Up in the Air is the Benjamin Button of this Oscar season. That is, it sucks – hard – but for some reason everyone loves it and it will win all sorts of awards. Basically, it’s a buddy movie, which prejudiced me against it from the get-go. I hate buddy movies almost as much as I hate wearing pants.

More than that, though, Up in the Air is nefarious. Ironically, it tries to do exactly what its main character does for a living, which is distract us from the fact that we’re all getting fired. Don’t worry about losing your job: The guy who canned you is miserable, and anyway you’ll get to spend more time with your family and indulge your love of French cooking, and isn’t that what life’s really about? Hmmm?
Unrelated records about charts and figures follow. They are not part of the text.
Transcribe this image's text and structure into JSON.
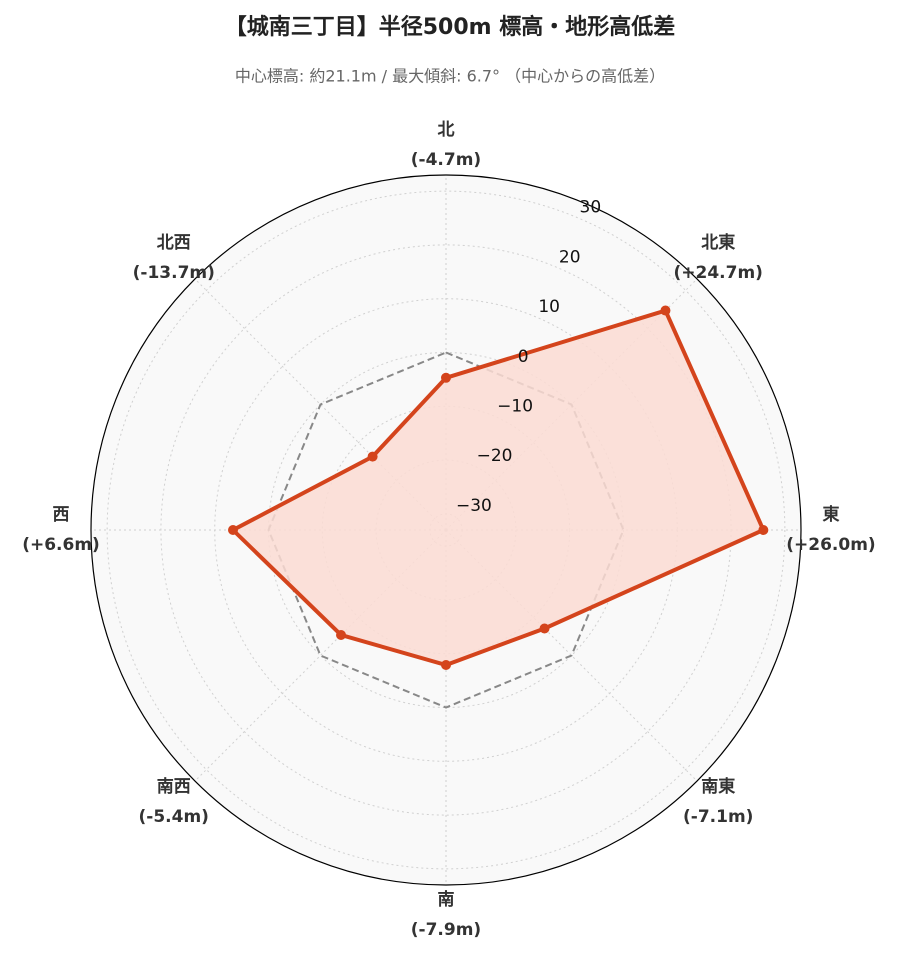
{
  "chart_data": {
    "type": "radar",
    "title": "【城南三丁目】半径500m 標高・地形高低差",
    "subtitle": "中心標高: 約21.1m / 最大傾斜: 6.7° （中心からの高低差）",
    "categories": [
      "北",
      "北東",
      "東",
      "南東",
      "南",
      "南西",
      "西",
      "北西"
    ],
    "values": [
      -4.7,
      24.7,
      26.0,
      -7.1,
      -7.9,
      -5.4,
      6.6,
      -13.7
    ],
    "value_labels": [
      "(-4.7m)",
      "(+24.7m)",
      "(+26.0m)",
      "(-7.1m)",
      "(-7.9m)",
      "(-5.4m)",
      "(+6.6m)",
      "(-13.7m)"
    ],
    "color": "#d4441c",
    "fill_color": "#fbdcd4",
    "ylim": [
      -33,
      33
    ],
    "yticks": [
      {
        "value": -30,
        "label": "−30"
      },
      {
        "value": -20,
        "label": "−20"
      },
      {
        "value": -10,
        "label": "−10"
      },
      0,
      10,
      20,
      30
    ],
    "grid": true,
    "reference_line": {
      "value": 0,
      "color": "#888888",
      "style": "dashed"
    }
  }
}
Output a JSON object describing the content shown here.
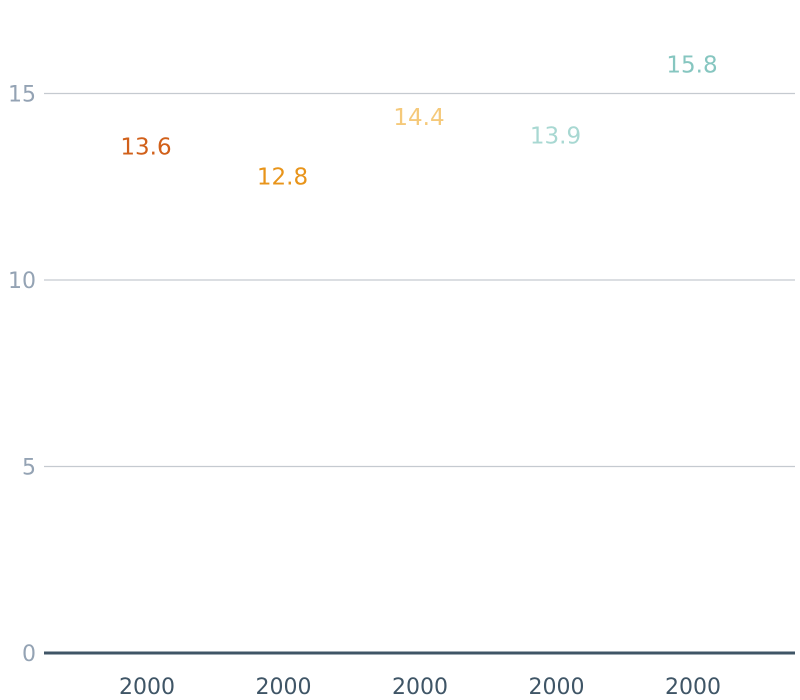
{
  "chart_data": {
    "type": "bar",
    "title": "",
    "xlabel": "",
    "ylabel": "",
    "categories": [
      "2000",
      "2000",
      "2000",
      "2000",
      "2000"
    ],
    "values": [
      13.6,
      12.8,
      14.4,
      13.9,
      15.8
    ],
    "value_labels": [
      "13.6",
      "12.8",
      "14.4",
      "13.9",
      "15.8"
    ],
    "colors": [
      "#d1601a",
      "#e8941a",
      "#f5c97a",
      "#a8d8d2",
      "#86c6c0"
    ],
    "ylim": [
      0,
      17.5
    ],
    "yticks": [
      0,
      5,
      10,
      15
    ],
    "ytick_labels": [
      "0",
      "5",
      "10",
      "15"
    ],
    "grid": true,
    "legend": "none"
  }
}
Now run along.

It’s disappointing because this would have been a perfect moment for a poignant movie about the Great Recession. People are hurting. People believed in America, they believed that if they worked hard, saved for retirement, and paid their taxes, they would be rewarded. They were wrong. Now they have been fucked, and the people who fucked them continue to have all the money. You can almost taste the outrage. What a great time to make a movie, right?

But Up in the Air is not that movie. It almost entirely punts, even ending with a 23-year-old getting a job, as if that were happening somewhere in America. The fact that so many Americans love Up in the Air says a lot about the lack of respect we have for ourselves. Frankly, I doubt the French would ever put up with a movie like this.